I know, I know, winter and cold weather typically call for all things comfort. Homey and delicious. Salads are for summer time, right? Not this one though. This salad in particular is just that. Warm, comforting, and totally hits the spot. Its also easy to make, really heathy, and quite light. Throw this one together for a filling, satisfying and super yummy lunch or dinner.
As a fun side note, dinner, while sadly not pictured, nor featured on this blog as it doesn’t fit in with the Sweet. Raw. Free. stipulations, was a mouthwatering meal to be sure. Black bean, cheese and sweet potato enchiladas. The red sauce, homemade by Maxx, over the course of more than one hour. Involving the de-seeding of each pepper, roasting them in a frying pan. Slicing and dicing vegetables. Stirring them together in a sauce. Emulsifying in a food processor. And finally, cooking all of it in oil to finish things off with a smoked flavor.
To say the least, the sauce was mind-blowing. Eliciting majorly rave reviews and multiple enthusiastic comments from myself, my mom, and her friend, Dan while we all chowed down on Sunday night.
Dessert was an icebox cake. Gingersnaps, layered with a mascarpone whipped lavender and honey cream (made from scratch, by yours truly). Stirred together with blackberries. The whole cake topped with blueberries and homemade “healthy” gingerbread chunks. Also receiving rave reviews from all those present.
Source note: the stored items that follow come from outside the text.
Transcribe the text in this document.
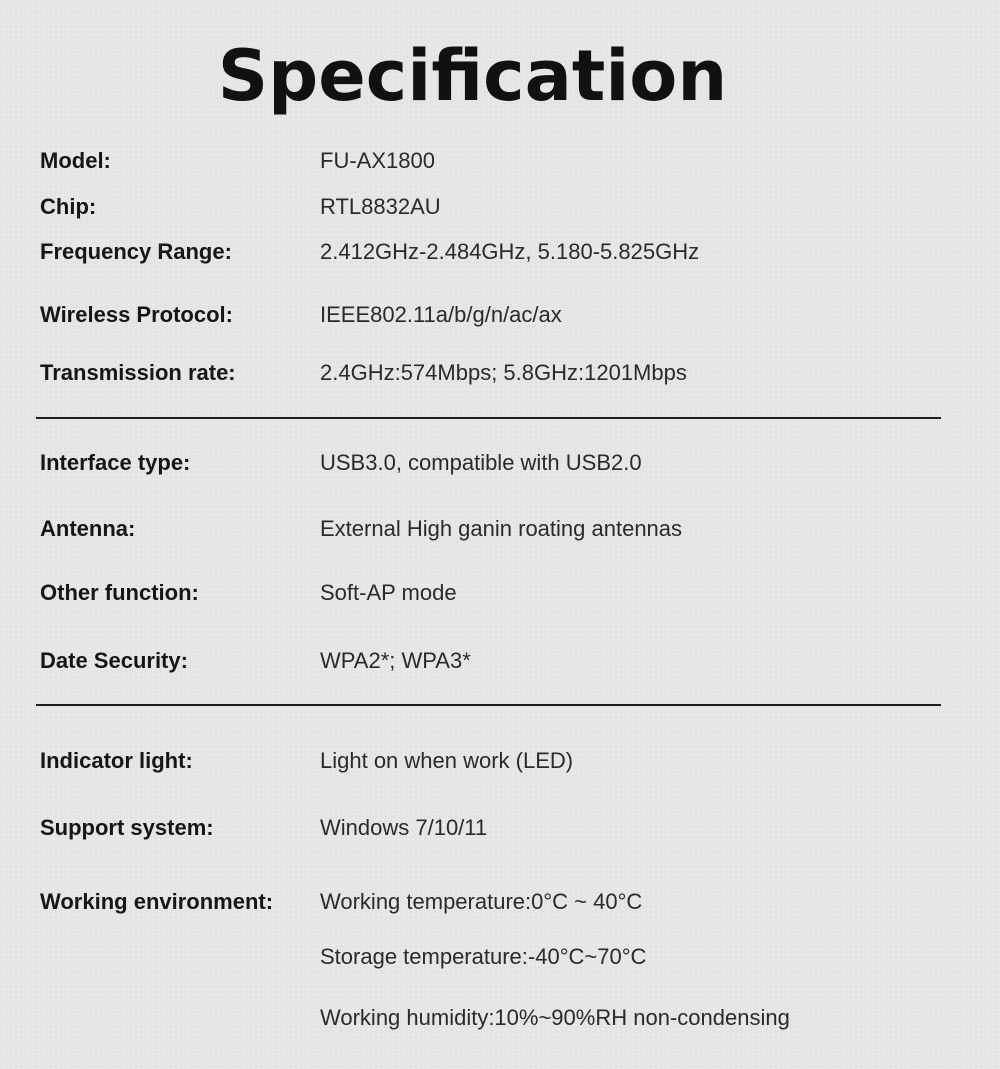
Specification
Model:	FU-AX1800
Chip:	RTL8832AU
Frequency Range:	2.412GHz-2.484GHz, 5.180-5.825GHz
Wireless Protocol:	IEEE802.11a/b/g/n/ac/ax
Transmission rate:	2.4GHz:574Mbps; 5.8GHz:1201Mbps
Interface type:	USB3.0, compatible with USB2.0
Antenna:	External High ganin roating antennas
Other function:	Soft-AP mode
Date Security:	WPA2*; WPA3*
Indicator light:	Light on when work (LED)
Support system:	Windows 7/10/11
Working environment: Working temperature:0°C ~ 40°C
Storage temperature:-40°C~70°C
Working humidity:10%~90%RH non-condensing
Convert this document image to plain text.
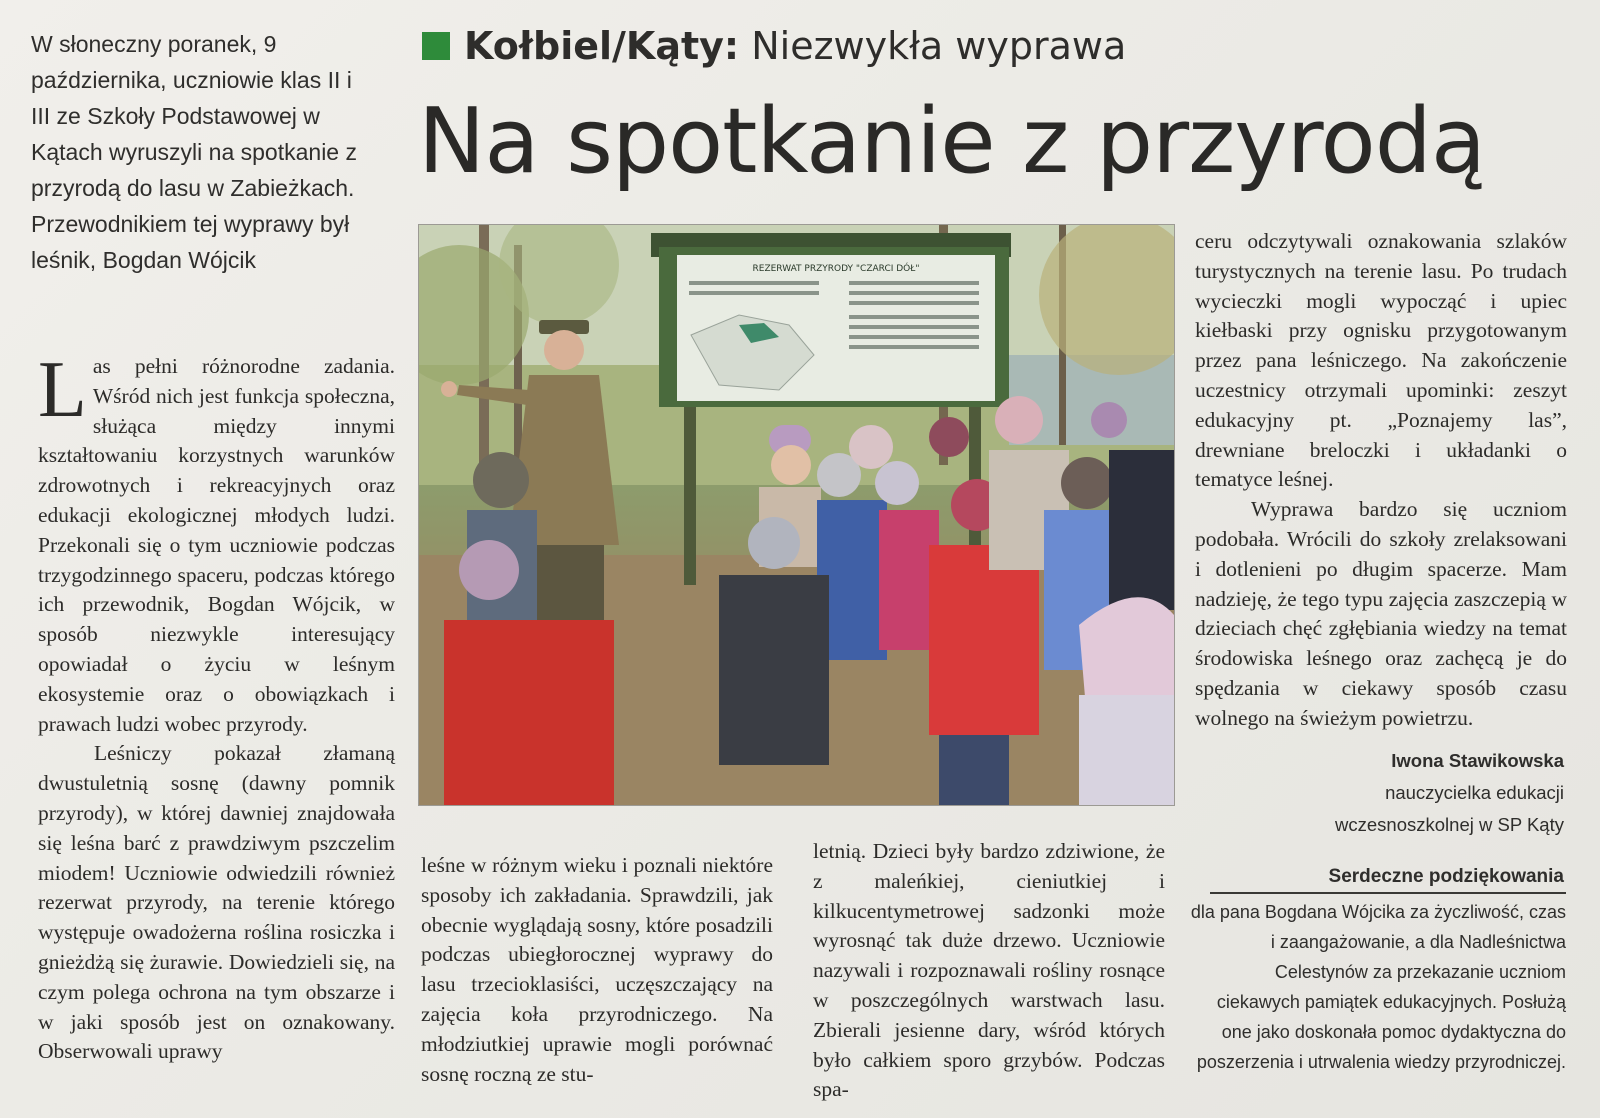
W słoneczny poranek, 9 października, uczniowie klas II i III ze Szkoły Podstawowej w Kątach wyruszyli na spotkanie z przyrodą do lasu w Zabieżkach. Przewodnikiem tej wyprawy był leśnik, Bogdan Wójcik
Kołbiel/Kąty: Niezwykła wyprawa
Na spotkanie z przyrodą
REZERWAT PRZYRODY "CZARCI DÓŁ"

Las pełni różnorodne zadania. Wśród nich jest funkcja społeczna, służąca między innymi kształtowaniu korzystnych warunków zdrowotnych i rekreacyjnych oraz edukacji ekologicznej młodych ludzi. Przekonali się o tym uczniowie podczas trzygodzinnego spaceru, podczas którego ich przewodnik, Bogdan Wójcik, w sposób niezwykle interesujący opowiadał o życiu w leśnym ekosystemie oraz o obowiązkach i prawach ludzi wobec przyrody.

Leśniczy pokazał złamaną dwustuletnią sosnę (dawny pomnik przyrody), w której dawniej znajdowała się leśna barć z prawdziwym pszczelim miodem! Uczniowie odwiedzili również rezerwat przyrody, na terenie którego występuje owadożerna roślina rosiczka i gnieżdżą się żurawie. Dowiedzieli się, na czym polega ochrona na tym obszarze i w jaki sposób jest on oznakowany. Obserwowali uprawy

leśne w różnym wieku i poznali niektóre sposoby ich zakładania. Sprawdzili, jak obecnie wyglądają sosny, które posadzili podczas ubiegłorocznej wyprawy do lasu trzecioklasiści, uczęszczający na zajęcia koła przyrodniczego. Na młodziutkiej uprawie mogli porównać sosnę roczną ze stu-

letnią. Dzieci były bardzo zdziwione, że z maleńkiej, cieniutkiej i kilkucentymetrowej sadzonki może wyrosnąć tak duże drzewo. Uczniowie nazywali i rozpoznawali rośliny rosnące w poszczególnych warstwach lasu. Zbierali jesienne dary, wśród których było całkiem sporo grzybów. Podczas spa-

ceru odczytywali oznakowania szlaków turystycznych na terenie lasu. Po trudach wycieczki mogli wypocząć i upiec kiełbaski przy ognisku przygotowanym przez pana leśniczego. Na zakończenie uczestnicy otrzymali upominki: zeszyt edukacyjny pt. „Poznajemy las”, drewniane breloczki i układanki o tematyce leśnej.

Wyprawa bardzo się uczniom podobała. Wrócili do szkoły zrelaksowani i dotlenieni po długim spacerze. Mam nadzieję, że tego typu zajęcia zaszczepią w dzieciach chęć zgłębiania wiedzy na temat środowiska leśnego oraz zachęcą je do spędzania w ciekawy sposób czasu wolnego na świeżym powietrzu.

Iwona Stawikowska
nauczycielka edukacji
wczesnoszkolnej w SP Kąty
Serdeczne podziękowania
dla pana Bogdana Wójcika za życzliwość, czas i zaangażowanie, a dla Nadleśnictwa Celestynów za przekazanie uczniom ciekawych pamiątek edukacyjnych. Posłużą one jako doskonała pomoc dydaktyczna do poszerzenia i utrwalenia wiedzy przyrodniczej.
The entire cake, demolished that evening save for one solitary slice which my mom set aside for her lunch the next day.
Without further ado though, here’s the recipe for our squash, goat cheese and pomegranate salad
1 acorn squash, sliced
A sprinkling of turmeric
2-3 cups baby arugula
4 ounces goat cheese crumbled
Arils from 1 pomegranate
A dash or two of fennel seeds
For the dressing
1/4 cup tablespoons extra virgin olive oil
1/4 cup honey
1.5 tablespoons fresh thyme leaves
2 tablespoons lemon juice
2 tablespoons apple cider vinegar
1 tablespoon orange zest
Black pepper & salt, to taste
1. Preheat the oven to 350 degrees F.
2. On a rimmed baking sheet, place the sliced squash. Drizzle with olive oil, sprinkle with turmeric, salt, pepper, and fennel seeds. Transfer to the oven and roast for 20-25 minutes. Once a fork goes into the squash easily, its done. Remove from oven.
3. To make the dressing: combine the remaining 1/4 cup olive oil, lemon juice, apple cider vinegar, thyme, orange zest, and a pinch each of salt and pepper.
4. Add the arugula to a large salad bowl and top with the roasted squash. Crumble the goat cheese overtop, shake on a few more fennel seeds, and sprinkle with pomegranate arils. Drizzle with the dressing. Enjoy!